I find the idea interesting. In fact, I was discussing the completion condition issue with Dieter Koenig during the last f2f meeting and his suggestion was also to try to resolve this issue using links. And we identified that several changes need to be done, including removing restriction for jonCondition, that "the join condition is evaluated as soon as all incoming links of the activity are determined" - so definitely "immediate" semantics needs to be introduced.
I have the following comments on your proposal.

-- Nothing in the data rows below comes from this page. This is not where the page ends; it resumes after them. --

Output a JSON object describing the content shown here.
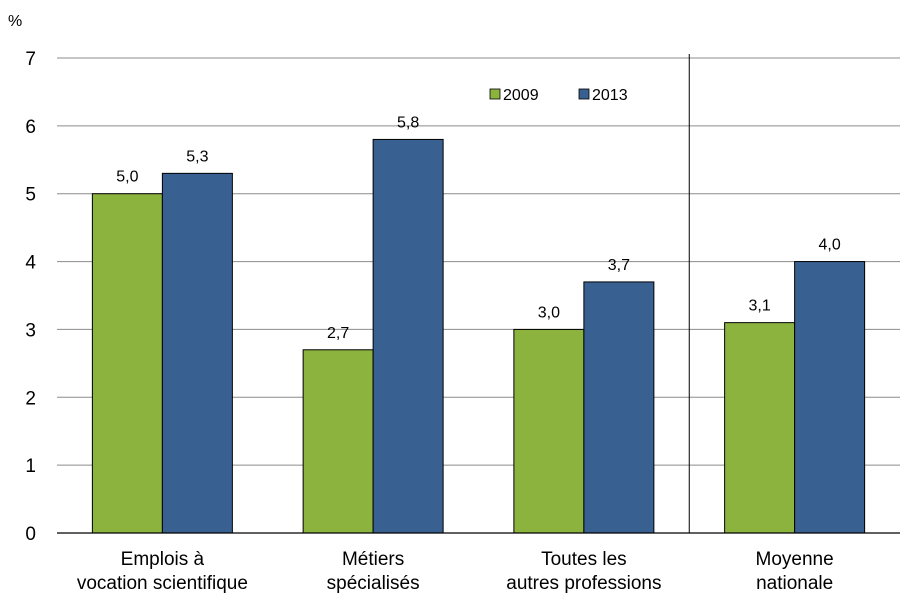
{
  "chart_data": {
    "type": "bar",
    "unit_label": "%",
    "categories": [
      [
        "Emplois à",
        "vocation scientifique"
      ],
      [
        "Métiers",
        "spécialisés"
      ],
      [
        "Toutes les",
        "autres professions"
      ],
      [
        "Moyenne",
        "nationale"
      ]
    ],
    "series": [
      {
        "name": "2009",
        "color": "#8DB33F",
        "values": [
          5.0,
          2.7,
          3.0,
          3.1
        ],
        "labels": [
          "5,0",
          "2,7",
          "3,0",
          "3,1"
        ]
      },
      {
        "name": "2013",
        "color": "#386192",
        "values": [
          5.3,
          5.8,
          3.7,
          4.0
        ],
        "labels": [
          "5,3",
          "5,8",
          "3,7",
          "4,0"
        ]
      }
    ],
    "ylim": [
      0,
      7
    ],
    "yticks": [
      0,
      1,
      2,
      3,
      4,
      5,
      6,
      7
    ],
    "grid": true,
    "legend_position": "top-right",
    "separator_before_category": 4
  }
}
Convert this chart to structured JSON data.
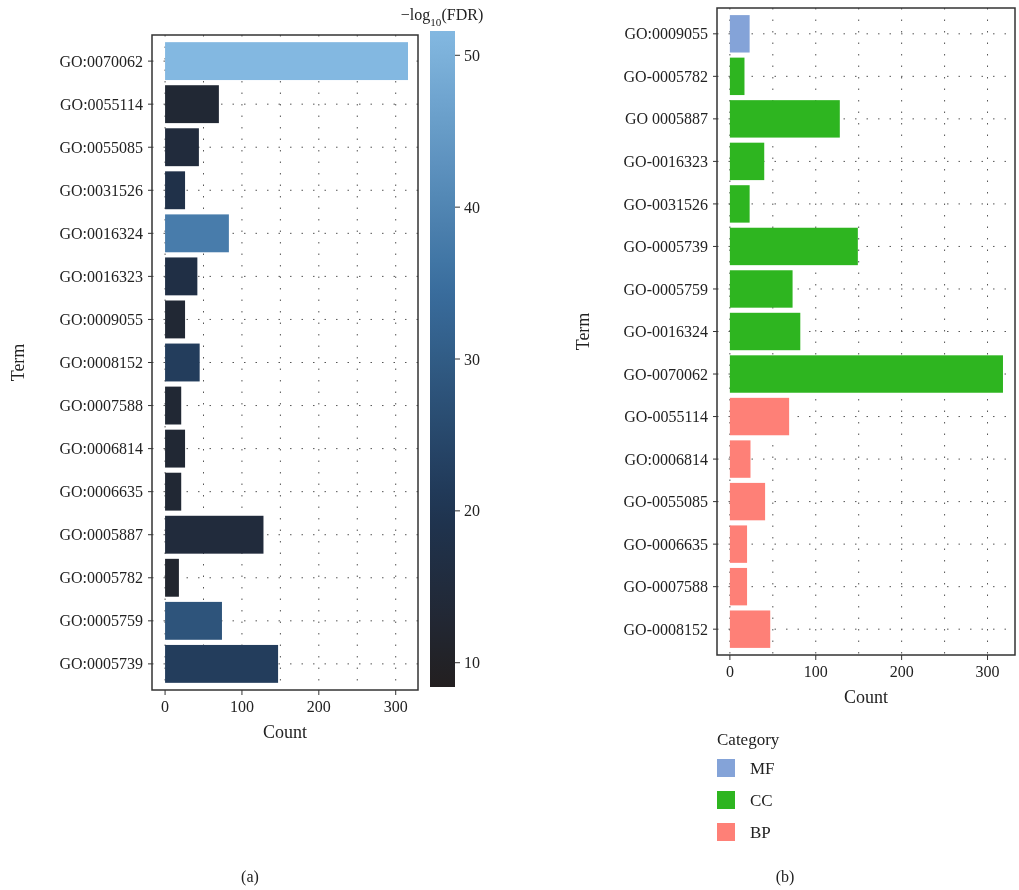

1. In your proposal you are using a fault (bpws:forcedTermination) to terminate all active parallel branches. But this changes the outcome of the flow activity. It will always end abnormally and compensation handler (if it is defined) will never be installed. Although completion condition has evaluated to true and needed activities have completed the enclosing flow activity will end abnormally. Is this really intended semantics?
2. Your proposal does not address some pain points. For example, in case of "N out of M", N<M there many possible "variations":
(A) One enclosed activity may experience problems but the <flow> activity may succeed
(B) One of enclosed activities may experience a severe error, which may have impact on the <flow> activity
The question is what to do with running activities? In the latter case, reasonable behavior would be: if one enclosed activity does not succeed other running activities should be cancelled and the flow activity should try to recover. In the former case, we should allow active parallel activities to complete their work. This is not supported in your proposal.